In rural Sindh, the heat wave coincided with the ongoing monsoon preparations, creating a double burden for farmers. “We are in the middle of preparing for the monsoon and also dealing with this,” said Ghulam Shah, a small farmer in Sanghar district. “Our wheat stores are already damaged from last month’s heat. We do not know how we will survive another season like this.”
The Politics of a Heat Wave
Pakistan’s government declared a “climate emergency” in March 2026, but critics say the announcement has yet to translate into meaningful policy. The national heat-action plan, developed with support from the World Bank, remains largely unimplemented in several provinces. “We have the documents. We have the plans. What we lack is the political will to actually fund and execute them,” said environmental activist Seema Omar.

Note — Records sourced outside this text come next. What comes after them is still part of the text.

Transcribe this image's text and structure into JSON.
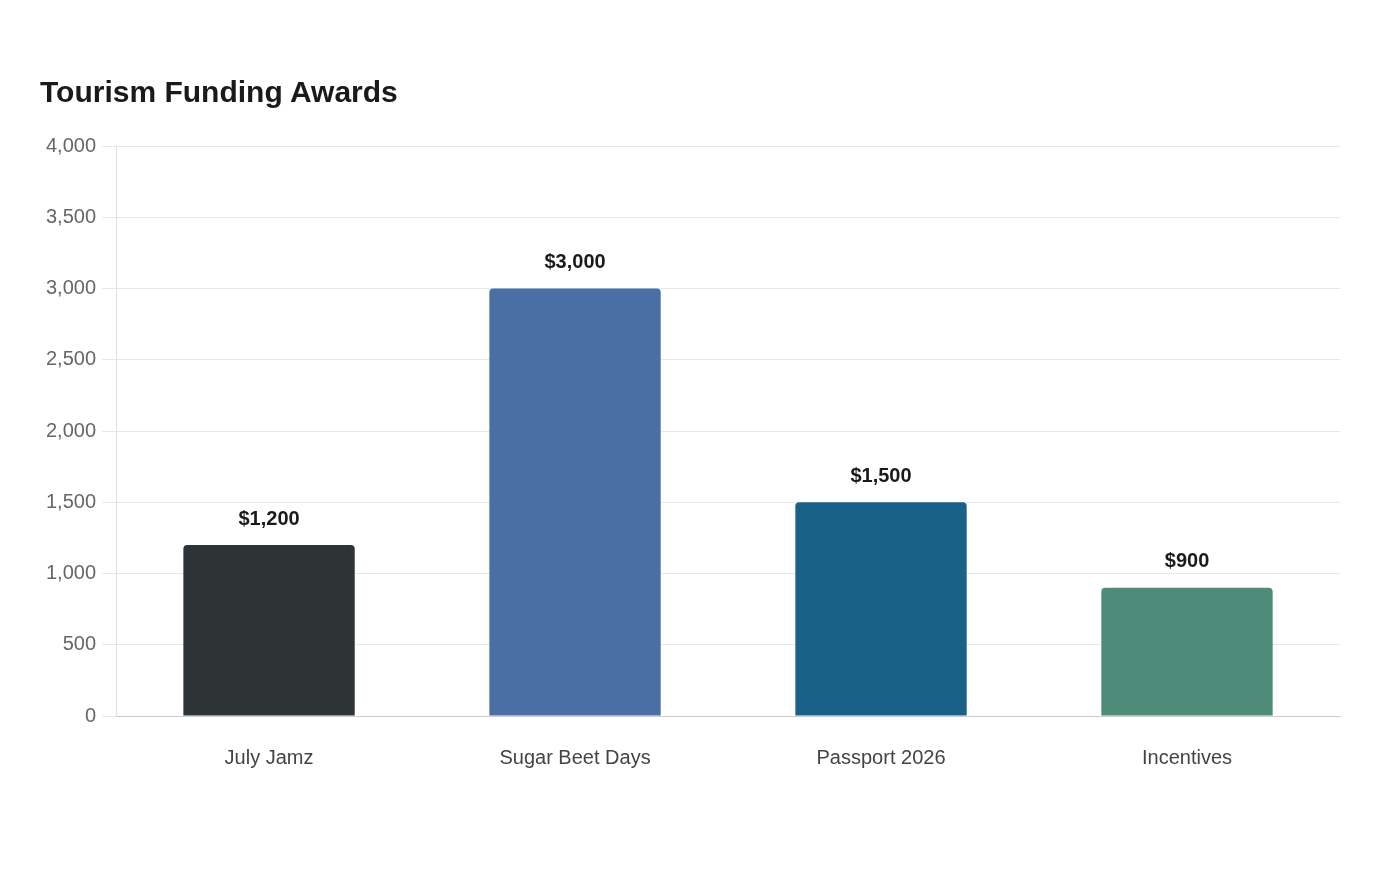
{
  "chart_data": {
    "type": "bar",
    "title": "Tourism Funding Awards",
    "categories": [
      "July Jamz",
      "Sugar Beet Days",
      "Passport 2026",
      "Incentives"
    ],
    "values": [
      1200,
      3000,
      1500,
      900
    ],
    "colors": [
      "#2d3436",
      "#4a6fa5",
      "#1a6188",
      "#4e8c7a"
    ],
    "value_labels": [
      "$1,200",
      "$3,000",
      "$1,500",
      "$900"
    ],
    "ylim": [
      0,
      4000
    ],
    "yticks": [
      0,
      500,
      {
        "value": 1000,
        "label": "1,000"
      },
      {
        "value": 1500,
        "label": "1,500"
      },
      {
        "value": 2000,
        "label": "2,000"
      },
      {
        "value": 2500,
        "label": "2,500"
      },
      {
        "value": 3000,
        "label": "3,000"
      },
      {
        "value": 3500,
        "label": "3,500"
      },
      {
        "value": 4000,
        "label": "4,000"
      }
    ],
    "grid": "y"
  }
}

The government’s emergency response during Eid was limited to distributing water tanks and setting up temporary shade structures in major cities. Opposition politicians and social media critics were quick to compare Pakistan’s situation with India, which has invested heavily in heat-mitigation infrastructure in states like Rajasthan and Gujarat.
What Comes Next
Meteorologists warn that the worst may not be over. The second spell of the heat wave is expected to persist through the first two weeks of June, with Sindh and south Punjab likely to remain the hardest hit. The Pakistan Meteorological Department has advised people to avoid outdoor activities between 11 a.m. and 4 p.m., drink fluids regularly, and check on elderly neighbours.

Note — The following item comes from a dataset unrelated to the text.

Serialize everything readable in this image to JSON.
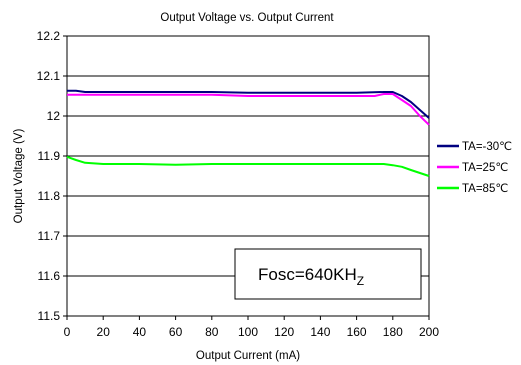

For millions of Pakistanis who spent this Eid indoors, clutching electric fans and counting ice cubes, the memory of the day will be inseparable from the heat. “We celebrated Eid, yes,” wrote one user on X, “but we survived it.” And in a country where survival and celebration have always been two sides of the same coin, that distinction may be the most honest summary of all.